Note. Stable Diffusion can be used for free even for commercial usage (although it is not recommended by the authors) and could be a better choice in case of large amounts of synthetic data to generate.

Top : Original image / Bottom : Variations

The data was then annotated manually.

Settings

We have decided on two data splits

Split_1 : 80 (Train) / 20 (Validation) / 100 (Test)
Split_2 : 40 (Train) / 20 (Validation) / 100 (Test)

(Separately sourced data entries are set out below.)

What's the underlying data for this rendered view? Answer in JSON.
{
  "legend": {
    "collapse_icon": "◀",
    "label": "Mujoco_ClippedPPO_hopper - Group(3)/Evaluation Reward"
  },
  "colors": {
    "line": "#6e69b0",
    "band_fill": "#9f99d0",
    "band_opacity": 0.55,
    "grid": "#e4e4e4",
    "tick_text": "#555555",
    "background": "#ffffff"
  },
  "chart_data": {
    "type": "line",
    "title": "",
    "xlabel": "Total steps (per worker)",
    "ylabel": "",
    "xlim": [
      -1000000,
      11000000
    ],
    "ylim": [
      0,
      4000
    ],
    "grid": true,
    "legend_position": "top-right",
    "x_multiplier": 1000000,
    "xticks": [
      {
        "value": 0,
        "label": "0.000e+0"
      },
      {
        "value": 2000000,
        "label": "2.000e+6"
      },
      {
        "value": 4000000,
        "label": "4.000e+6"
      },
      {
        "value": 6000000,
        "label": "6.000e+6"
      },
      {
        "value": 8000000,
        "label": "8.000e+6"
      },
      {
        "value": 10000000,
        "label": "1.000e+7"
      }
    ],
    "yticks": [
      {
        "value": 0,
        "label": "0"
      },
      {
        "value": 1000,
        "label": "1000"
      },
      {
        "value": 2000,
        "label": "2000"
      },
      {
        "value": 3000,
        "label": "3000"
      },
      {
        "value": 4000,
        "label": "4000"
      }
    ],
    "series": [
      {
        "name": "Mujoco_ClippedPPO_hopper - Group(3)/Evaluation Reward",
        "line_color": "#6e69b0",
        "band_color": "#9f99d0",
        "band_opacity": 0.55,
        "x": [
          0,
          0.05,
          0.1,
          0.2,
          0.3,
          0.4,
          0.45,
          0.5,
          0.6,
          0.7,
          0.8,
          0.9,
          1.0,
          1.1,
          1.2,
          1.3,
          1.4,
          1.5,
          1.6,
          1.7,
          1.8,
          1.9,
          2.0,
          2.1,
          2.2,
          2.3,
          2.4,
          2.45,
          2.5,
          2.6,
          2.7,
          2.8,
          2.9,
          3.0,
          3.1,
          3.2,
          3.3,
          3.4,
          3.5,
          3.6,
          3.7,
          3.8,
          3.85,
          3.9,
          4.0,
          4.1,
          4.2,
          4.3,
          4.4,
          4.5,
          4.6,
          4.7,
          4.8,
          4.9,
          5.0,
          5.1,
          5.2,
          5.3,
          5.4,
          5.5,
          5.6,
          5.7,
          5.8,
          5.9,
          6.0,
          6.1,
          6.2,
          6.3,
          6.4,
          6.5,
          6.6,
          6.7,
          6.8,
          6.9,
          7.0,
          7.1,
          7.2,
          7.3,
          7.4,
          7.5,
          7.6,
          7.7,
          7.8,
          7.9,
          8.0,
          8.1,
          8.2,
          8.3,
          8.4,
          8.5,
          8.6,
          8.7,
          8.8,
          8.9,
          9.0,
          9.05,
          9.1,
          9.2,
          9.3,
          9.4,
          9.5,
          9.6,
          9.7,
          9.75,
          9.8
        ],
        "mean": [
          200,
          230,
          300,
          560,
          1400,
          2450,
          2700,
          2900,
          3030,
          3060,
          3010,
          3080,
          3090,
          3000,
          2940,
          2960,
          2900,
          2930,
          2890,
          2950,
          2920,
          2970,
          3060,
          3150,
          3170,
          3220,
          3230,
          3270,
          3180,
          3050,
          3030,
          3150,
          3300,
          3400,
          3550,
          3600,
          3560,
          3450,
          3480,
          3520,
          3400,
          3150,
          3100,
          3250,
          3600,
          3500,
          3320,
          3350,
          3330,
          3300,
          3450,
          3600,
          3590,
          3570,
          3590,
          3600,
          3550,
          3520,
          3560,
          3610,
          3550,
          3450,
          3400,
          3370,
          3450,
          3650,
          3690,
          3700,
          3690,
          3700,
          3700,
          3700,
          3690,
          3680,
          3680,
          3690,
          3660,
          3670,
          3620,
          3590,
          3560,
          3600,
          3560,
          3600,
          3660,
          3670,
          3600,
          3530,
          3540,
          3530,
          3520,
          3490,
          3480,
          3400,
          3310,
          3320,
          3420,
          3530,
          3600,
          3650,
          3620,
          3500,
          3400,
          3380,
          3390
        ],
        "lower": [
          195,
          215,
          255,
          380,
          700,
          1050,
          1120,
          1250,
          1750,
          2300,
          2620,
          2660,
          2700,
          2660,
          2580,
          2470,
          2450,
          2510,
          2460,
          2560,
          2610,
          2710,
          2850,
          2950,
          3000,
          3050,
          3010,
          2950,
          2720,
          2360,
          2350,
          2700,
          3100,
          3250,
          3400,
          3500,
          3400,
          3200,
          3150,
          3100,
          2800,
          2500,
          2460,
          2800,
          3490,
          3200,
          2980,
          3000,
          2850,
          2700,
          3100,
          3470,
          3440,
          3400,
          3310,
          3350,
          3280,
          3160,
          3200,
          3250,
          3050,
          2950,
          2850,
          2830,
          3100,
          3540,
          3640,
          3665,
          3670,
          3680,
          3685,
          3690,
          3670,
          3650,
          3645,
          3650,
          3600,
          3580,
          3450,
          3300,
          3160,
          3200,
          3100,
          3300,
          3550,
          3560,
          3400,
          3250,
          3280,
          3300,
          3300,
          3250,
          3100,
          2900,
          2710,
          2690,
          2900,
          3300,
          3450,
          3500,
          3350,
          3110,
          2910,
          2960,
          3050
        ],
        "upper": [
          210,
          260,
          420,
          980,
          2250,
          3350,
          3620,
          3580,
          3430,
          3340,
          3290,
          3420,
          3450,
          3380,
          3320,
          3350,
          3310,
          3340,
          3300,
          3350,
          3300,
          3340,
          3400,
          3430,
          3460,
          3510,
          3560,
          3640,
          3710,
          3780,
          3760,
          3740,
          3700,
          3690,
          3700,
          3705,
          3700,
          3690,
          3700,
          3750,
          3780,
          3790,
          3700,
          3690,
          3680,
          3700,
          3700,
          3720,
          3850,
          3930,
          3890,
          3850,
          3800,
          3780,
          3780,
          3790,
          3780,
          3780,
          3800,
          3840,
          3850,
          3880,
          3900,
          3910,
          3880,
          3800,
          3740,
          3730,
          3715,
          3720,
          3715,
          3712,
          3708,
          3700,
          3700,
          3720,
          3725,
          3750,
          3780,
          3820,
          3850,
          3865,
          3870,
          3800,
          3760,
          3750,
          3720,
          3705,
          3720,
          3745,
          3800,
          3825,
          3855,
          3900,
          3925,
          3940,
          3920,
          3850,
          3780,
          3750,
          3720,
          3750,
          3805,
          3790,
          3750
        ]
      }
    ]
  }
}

The experiments conditions are as follow :

Baseline - No synthetic data
2 variations per real sample (train and validation)
10 variations per real sample (train and validation)

The goal is to check - Is the performance bigger for a lower amount of real data ? - Does increasing the number of variations improve the performance ?

Model

We have decided to use YOLOv3 (license : GPL-3.0 license) due to its license and ease of use. We are using the same parameters (e.g. batch size, image size etc) for all experiments.

Results

Conclusion

We can see from the results that :

There is a significant improvement in performance by using synthetic data from diffusion models
Using more variations seems to improve the performance. However, the ratio between synthetic/real should be chosen carefully.
The improvement is especially important when the original dataset is very small.

Below are some images of the results we can get from the test set :

Top : Groundtruth label / Bottom : Detection results for experiments 1-4

Future improvements

This time, we were able to get a significant improvement of the performance of our object detection models without any fine-tuning of the stable diffusion models ! As such, this process can be applied at a very low cost even by non-engineers !

If time and resources are available, performance is likely to improve further with fine-tuning, textual inversion etc.

One limitation of our process is that labels can only be generated automatically for classification tasks. Some areas of research seem promising to solve this issue :

Guided models that can take a label map as input
Diffusion models that can output both the result image and the label. In the future, we will keep an eye on good papers and assess whether they can be used for actual projects !

Conclusion

This time, we have confirmed that synthetic data generated by diffusion models can be used to boost the performance of our models even for unusual data such as SAR imagery !

Furthermore, it seems that good results can be achieved at a low cost without fine-tuning the stable diffusion model.